Peace process is a definite casualty

Peace process is a definite casualty
By H. K. Dua

BESIDES killing over a score of persons and injuring over a hundred, last Saturday’s serial blasts in Delhi have also blown up an early resumption of the peace process with Pakistan.

That the Delhi blasts have come after explosions in Jaipur, Ahmedabad and Bangalore and the bomb attack at the Indian Embassy in Kabul have raised doubts about Pakistan’s seriousness about the peace process.

This is notwithstanding the statement which Mr Asif Zardari made soon after taking over as President promising “good news” on Kashmir and his keenness to work with neighbours to tackle problems in the sub-continent.

After the Delhi blasts, even the sizeable tribe of peaceniks in India is disinclined to believe that whatever President Zardari’s intentions, he will be able to control the elements in Pakistan who are out to create trouble in India.

Delhi and Islamabad have been exploring the possibility of a meeting between them in New York during their visits to the United Nations later this month, but its outcome is unlikely to be more than handshaking. Prime Minister Manmohan Singh, despite his desire to see peace in his time, may, however, have to convey to President Zardari that terrorism and peace cannot go together.

The people in India, who are greatly exercised over the recurring serial blasts, would be expecting the Prime Minister to let President Zardari know that verbal assurances are not enough and there has to be clear evidence that Pakistan has given up its proxy war in India.

Two days after the Delhi blasts, Defence Minister A.K. Antony — who is a man of few words — has come out with the statement that a large number of armed groups have sanctuaries in the neighbouring states using bases there to carry out acts of terrorism across India. “That militants are getting support from across the border is a fact”, says Mr Antony. Such a statement from a senior Cabinet minister is though no news to the people who are becoming impatient with the government’s inability to stop the terrorist strikes which are becoming more frequent than ever before.

Soon after taking over, President Zardari said he already had a dialogue with Nawaz Sharif and that he had taken into confidence all the political forces inside and outside Parliament “and will set up a caucus” of a few people on Kashmir policy. “We are going to go about it in a fast lane”, he said. By mentioning those outside Parliament, he might have meant the Army.

At best, Zardari’s statement amounted to an expression of intent and before he could get into motion to build a consensus on Kashmir policy, have come the serial blasts in Delhi, with the splinters killing the prospects for an early resumption of the peace process for quite some time.
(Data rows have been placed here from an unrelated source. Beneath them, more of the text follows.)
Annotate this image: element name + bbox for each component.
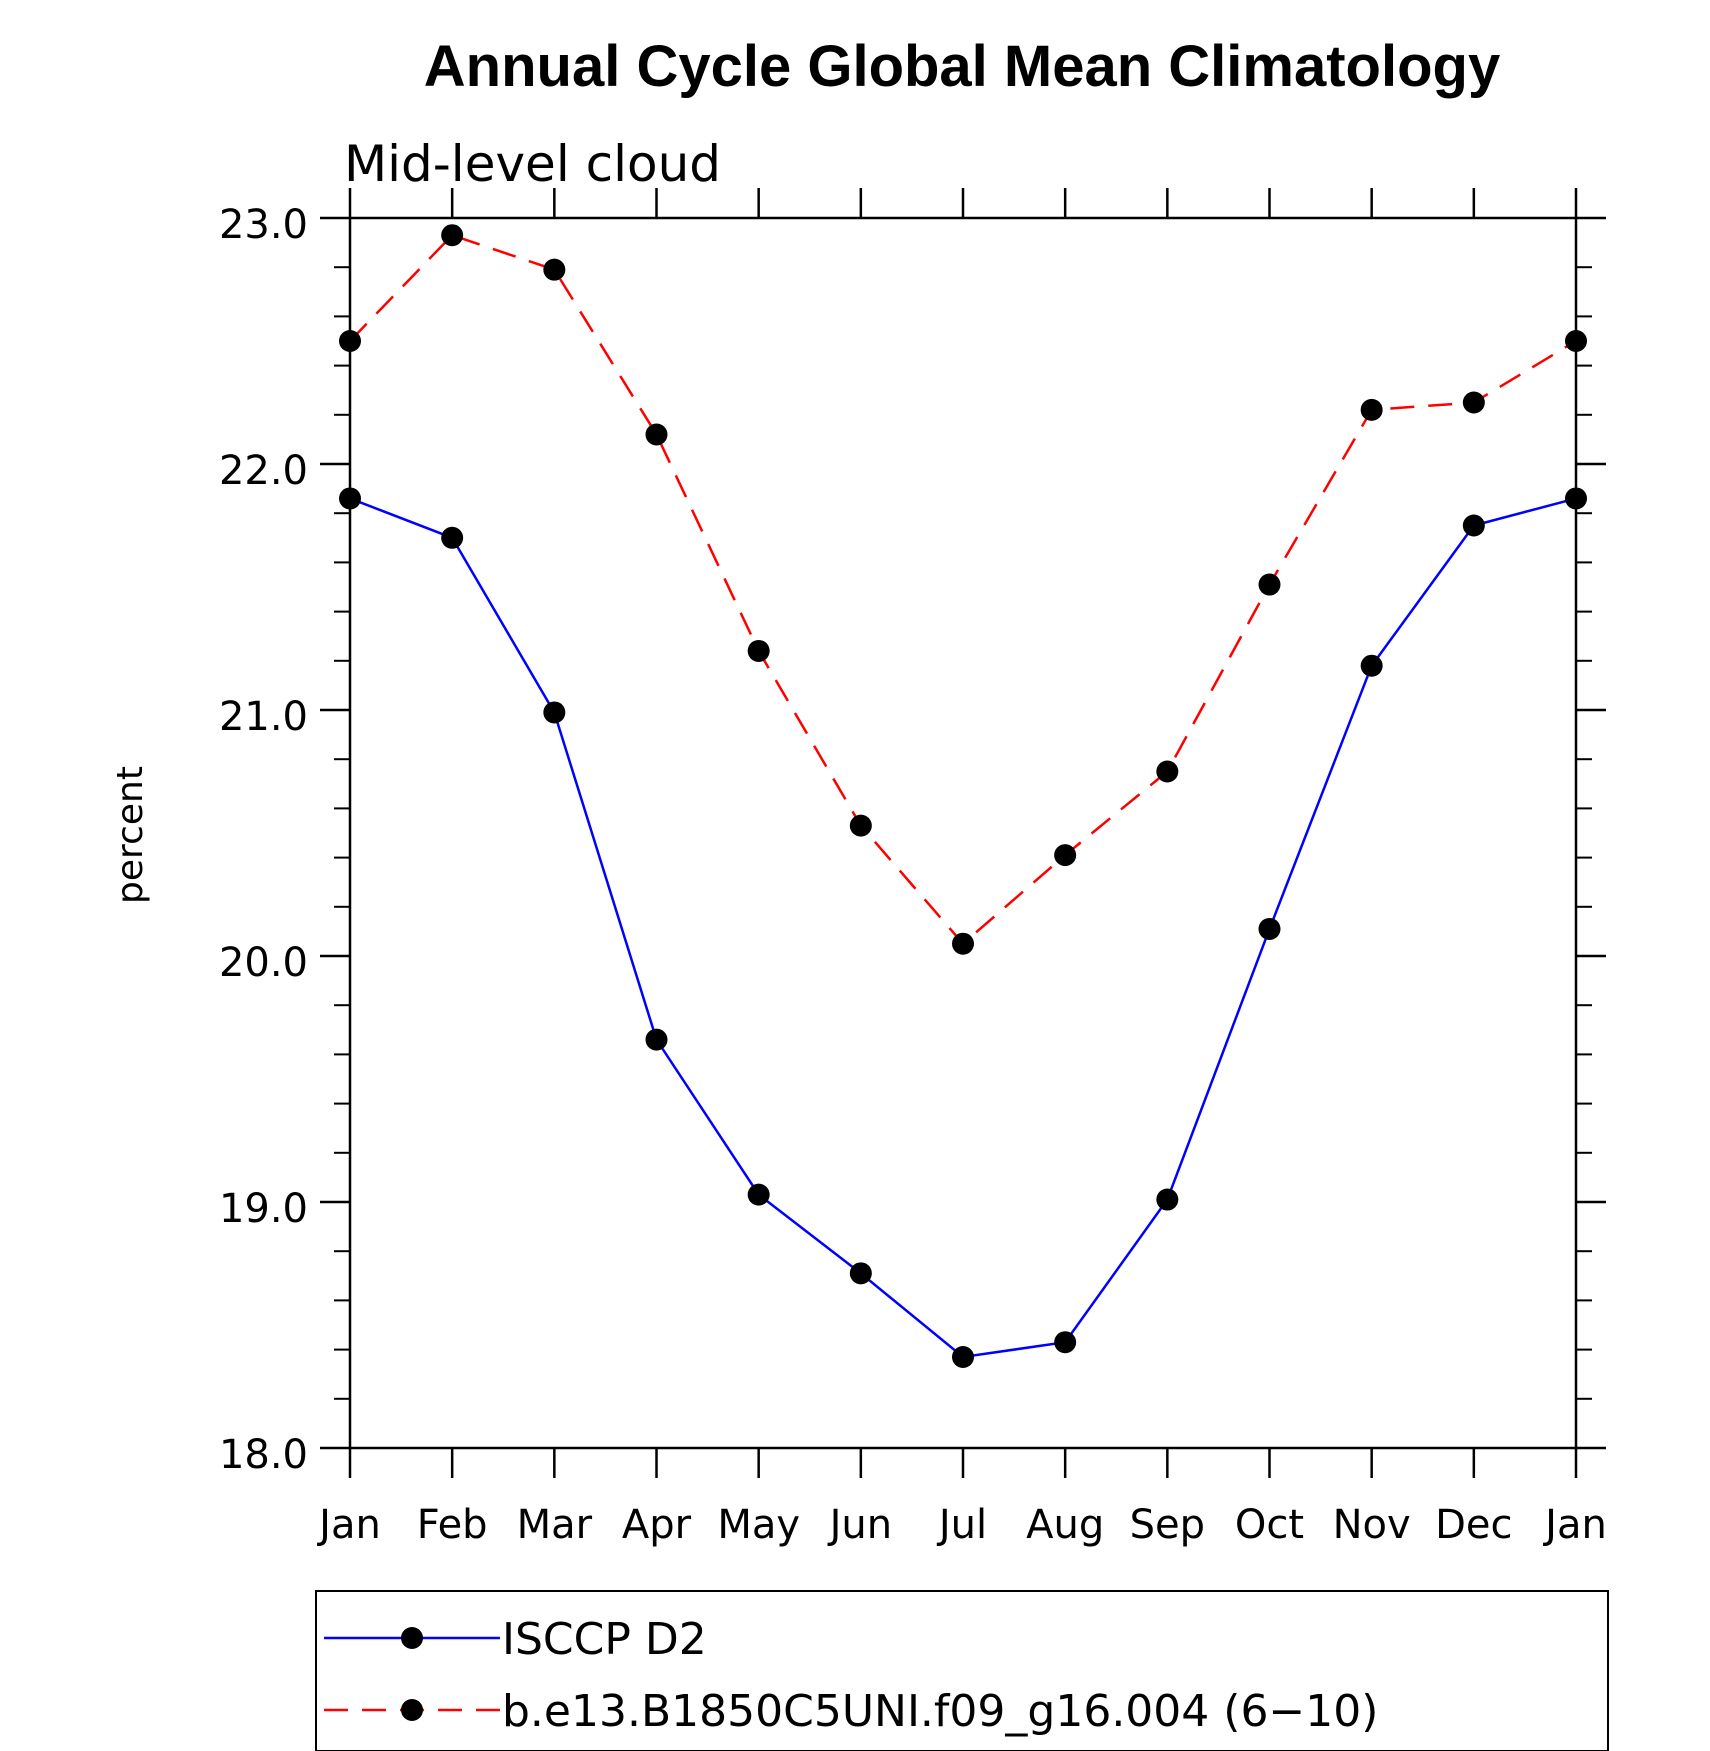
- data-point-s0-7: [1054, 1331, 1077, 1354]
- x-tick-label: Jun: [827, 1502, 893, 1548]
- y-tick-label: 23.0: [219, 202, 308, 248]
- data-point-s1-2: [543, 258, 566, 281]
- data-point-s1-6: [952, 932, 974, 955]
- x-tick-label: Apr: [622, 1502, 692, 1548]
- x-tick-label: Mar: [517, 1502, 593, 1548]
- series-line-0: [349, 497, 1577, 1359]
- data-point-s1-12: [1565, 330, 1587, 352]
- y-axis-label: percent: [110, 766, 151, 904]
- x-tick-label: Jan: [316, 1502, 381, 1548]
- data-point-s0-4: [747, 1183, 770, 1206]
- y-tick-label: 21.0: [219, 694, 308, 740]
- data-point-s1-0: [339, 330, 361, 352]
- data-point-s1-5: [849, 814, 872, 837]
- legend-entry: b.e13.B1850C5UNI.f09_g16.004 (6−10): [324, 1686, 1378, 1737]
- chart-subtitle: Mid-level cloud: [344, 135, 721, 193]
- legend-box: [315, 1590, 1609, 1751]
- plot-frame: [348, 216, 1578, 1450]
- data-point-s1-10: [1360, 398, 1383, 421]
- data-point-s0-8: [1156, 1188, 1179, 1211]
- data-point-s0-3: [645, 1028, 668, 1051]
- x-tick-label: May: [717, 1502, 800, 1548]
- x-tick-label: Aug: [1026, 1502, 1104, 1548]
- x-tick-label: Feb: [417, 1502, 488, 1548]
- data-point-s1-1: [441, 224, 464, 247]
- x-tick-label: Oct: [1235, 1502, 1304, 1548]
- axes: Jan Feb Mar Apr May Jun Jul Aug Sep Oct Nov Dec Jan1…: [219, 188, 1607, 1548]
- x-tick-label: Jan: [1542, 1502, 1607, 1548]
- data-point-s0-11: [1462, 514, 1485, 537]
- x-tick-label: Sep: [1130, 1502, 1205, 1548]
- data-point-s0-1: [441, 526, 464, 549]
- legend-label-0: ISCCP D2: [502, 1614, 707, 1665]
- legend: ISCCP D2 b.e13.B1850C5UNI.f09_g16.004 (6…: [315, 1590, 1609, 1751]
- x-tick-label: Dec: [1435, 1502, 1512, 1548]
- y-tick-label: 20.0: [219, 940, 308, 986]
- series-line-1: [349, 233, 1577, 946]
- data-point-s0-2: [543, 701, 566, 724]
- series-layer: [339, 224, 1587, 1368]
- legend-marker-0: [401, 1627, 423, 1649]
- legend-label-1: b.e13.B1850C5UNI.f09_g16.004 (6−10): [502, 1686, 1378, 1737]
- data-point-s0-10: [1360, 654, 1383, 677]
- legend-marker-1: [401, 1699, 423, 1721]
- data-point-s0-6: [952, 1345, 974, 1368]
- data-point-s1-7: [1054, 844, 1077, 867]
- data-point-s1-8: [1156, 760, 1179, 783]
- x-tick-label: Jul: [936, 1502, 987, 1548]
- data-point-s0-12: [1565, 487, 1587, 510]
- data-point-s1-3: [645, 423, 668, 446]
- data-point-s1-11: [1462, 391, 1485, 414]
- y-tick-label: 19.0: [219, 1186, 308, 1232]
- x-tick-label: Nov: [1333, 1502, 1411, 1548]
- y-tick-label: 18.0: [219, 1432, 308, 1478]
- data-point-s0-0: [339, 487, 361, 510]
- data-point-s0-9: [1258, 917, 1281, 940]
- data-point-s1-9: [1258, 573, 1281, 596]
- chart-title: Annual Cycle Global Mean Climatology: [424, 34, 1500, 99]
- y-tick-label: 22.0: [219, 448, 308, 494]
- data-point-s0-5: [849, 1262, 872, 1285]
- data-point-s1-4: [747, 639, 770, 662]
- legend-entry: ISCCP D2: [324, 1614, 707, 1665]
What is he going to tell Dr Manmohan Singh when he meets him in New York? “Sorry, Prime Minister, when I was preparing for putting the peace process in a fast lane, I did not know that there were people who were working on serial blasts in Delhi.” Zardari must be knowing, however, that the people who killed Benazir Bhutto are still roaming around freely in Pakistan and there are also elements who would not like to see peace with India. Can he really enjoy the authority to tackle the terrorist groups which have made Pakistan their sanctuary?

No one in India doubts that peace is better than war with Pakistan. But years of peace-building have not yet proved fruitful. The peace process moved forward during Atal Bihari Vajpayee’s years in power; it got a definite push from Dr Manmohan Singh when he and Pervez Musharraf were moving towards a solution that might have made borders irrelevant, at the same time without disturbing them, keeping sovereign rights intact.

Then came the blunder of President Musharraf in sacking the Chief Justice of Pakistan in March 2007, the lawyers’ agitation, Benazir’s assassination, polls and exit of Musharraf. The peace process, which was being worked out by interlocutors quietly, was perhaps kept alive notionally, but no concrete offer was made by either side mainly because Pakistan remained caught in uncertainty and also India did not know who to deal with in Islamabad.

There is no harm meeting President Zardari who has said he was aware of the peace dialogue that has already taken place, hinting that he could come forward with a set of proposals “before the month-end”, and some “good news” before the Indian elections.

The promised “good news” has, however, been followed by the blasts in Delhi! The explosions forbid an attempt by Dr Manmohan Singh to evolve a political consensus on Kashmir with Pakistan.

The question will be asked in India whether Zardari can deliver a settlement when the Kashmir policy is essentially under the control of the Pakistan Army. And what about the capacity of the ISI, which was behind the attack on the Indian Embassy in Kabul, to wreck any accord with India?

The overall situation in Pakistan will remain fluid with Islamabad either unwilling, or, unable to control the Taliban, Al-Qaida or other extremists and as such it cannot venture too far in a dialogue with India. Also, India is getting into election mode which rules out bold peace moves that might involve a give-and-take approach.

It is too plain that the India-Pakistan peace process will remain on hold for quite some time. Neither the situation on the ground in Pakistan, nor the political realities in India permit an early picking up of the thread.